I was first introduced to their friendship in 2015. Fonda and Tomlin had just released their new show, the Netflix comedy series Grace and Frankie. It was a show about an unlikely female friendship between two octogenarians that became the most important bond in their lives. For a young girl on the cusp of her teenage years, seeing such a healthy friendship, both on and off the screen, impacted me profoundly.
That same year, at a TEDWomen conference celebrating female friendships, Fonda said, “I don’t even know what I would do without my women friends. I have my friends therefore I am. I exist because I have my women friends.”
She’s right. When I think about it, the person I am today is built from all of the female friendships I’ve had since I was a little girl. Whether they ended in a crash and burn from getting too close to the sun or are still flying high, each has taught me something about what it means to be there for another person.
Fonda went on to quote Gloria Steinem, saying, “‘Men fear that becoming ‘we’ will erase his ‘I’.” You know, his sense of self. Whereas women’s sense of self has always been kind of porous. But our “we” is our saving grace, it’s what makes us strong. It’s not that we’re better than men, we just don’t have our masculinity to prove.”
You can see what Fonda and Steinem mean in real time while watching the interview. Tomlin is focused on what Fonda is saying. She’s listening intently and her entire body is turned on the couch to face her.

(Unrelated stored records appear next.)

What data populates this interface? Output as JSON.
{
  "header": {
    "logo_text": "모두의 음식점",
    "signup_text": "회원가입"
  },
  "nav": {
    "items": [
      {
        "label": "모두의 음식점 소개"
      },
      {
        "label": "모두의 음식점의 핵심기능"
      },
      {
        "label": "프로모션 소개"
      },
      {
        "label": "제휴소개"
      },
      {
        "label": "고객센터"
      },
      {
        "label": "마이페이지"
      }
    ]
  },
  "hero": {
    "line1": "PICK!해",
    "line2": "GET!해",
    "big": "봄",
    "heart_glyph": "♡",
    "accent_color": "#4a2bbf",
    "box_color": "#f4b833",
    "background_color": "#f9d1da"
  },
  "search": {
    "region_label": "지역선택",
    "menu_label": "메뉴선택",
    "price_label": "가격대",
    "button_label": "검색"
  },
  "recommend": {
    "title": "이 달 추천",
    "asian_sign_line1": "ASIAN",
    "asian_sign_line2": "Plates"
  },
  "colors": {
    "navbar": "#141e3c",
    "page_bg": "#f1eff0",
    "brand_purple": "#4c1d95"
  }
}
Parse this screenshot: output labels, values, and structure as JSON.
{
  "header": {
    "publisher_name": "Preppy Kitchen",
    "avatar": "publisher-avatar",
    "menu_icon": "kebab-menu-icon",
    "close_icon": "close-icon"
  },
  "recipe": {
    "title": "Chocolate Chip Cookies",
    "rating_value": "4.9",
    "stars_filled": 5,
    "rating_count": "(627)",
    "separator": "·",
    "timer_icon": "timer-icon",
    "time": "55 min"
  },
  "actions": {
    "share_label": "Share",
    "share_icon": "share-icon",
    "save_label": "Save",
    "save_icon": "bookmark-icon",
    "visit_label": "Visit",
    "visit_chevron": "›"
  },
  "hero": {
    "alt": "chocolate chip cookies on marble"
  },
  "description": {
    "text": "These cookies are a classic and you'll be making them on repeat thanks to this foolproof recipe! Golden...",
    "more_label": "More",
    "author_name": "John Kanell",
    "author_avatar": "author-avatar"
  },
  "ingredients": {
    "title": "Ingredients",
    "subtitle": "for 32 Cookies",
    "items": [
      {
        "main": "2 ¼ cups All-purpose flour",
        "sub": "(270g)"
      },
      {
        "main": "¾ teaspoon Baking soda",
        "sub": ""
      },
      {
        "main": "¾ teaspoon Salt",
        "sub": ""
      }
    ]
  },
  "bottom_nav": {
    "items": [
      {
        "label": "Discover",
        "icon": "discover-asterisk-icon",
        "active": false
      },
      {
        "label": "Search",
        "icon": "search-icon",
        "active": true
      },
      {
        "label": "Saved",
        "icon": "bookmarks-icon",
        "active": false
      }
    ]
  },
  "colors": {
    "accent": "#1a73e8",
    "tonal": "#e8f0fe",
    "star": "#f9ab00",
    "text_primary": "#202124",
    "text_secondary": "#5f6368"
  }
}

It might seem like nothing, but this kind of attention is something I’ve only ever gotten in my female friendships. My female friends want to hear what I have to say. They care. When I talk to men, it doesn’t feel or look how it does with women. They may be listening, but they’re not really hearing me. As Fonda says, “Women’s relationships are face to face, whereas men’s are side by side.”
One of the best things about Fonda and Tomlin’s friendship is how easy it is for them to laugh with one another. In any interview they do together, it’s impossible not to laugh with them. In one for CBS, when asked why she was laughing at something Fonda said, Tomlin simply said, “I just like hearing her talk!”
Fonda and Tomlin are still laughing together. Just this month, their new movie, 80 for Brady, was released. They play two football fans who go on the ultimate trip to see Tom Brady in the Super Bowl with their friends, played by Rita Moreno and Sally Field (it’s the cast list of my dreams, minus Brady). Fonda and Tomlin believe that, as they get older, the most important thing you can do is be intentional with your friendships. You have to make the effort—in forming new friendships and nurturing the ones you already have.
Let’s be intentional this Galentine’s Day. Celebrate the female friendships in your life. Honor the Grace to your Frankie and cherish the Jane to your Lily.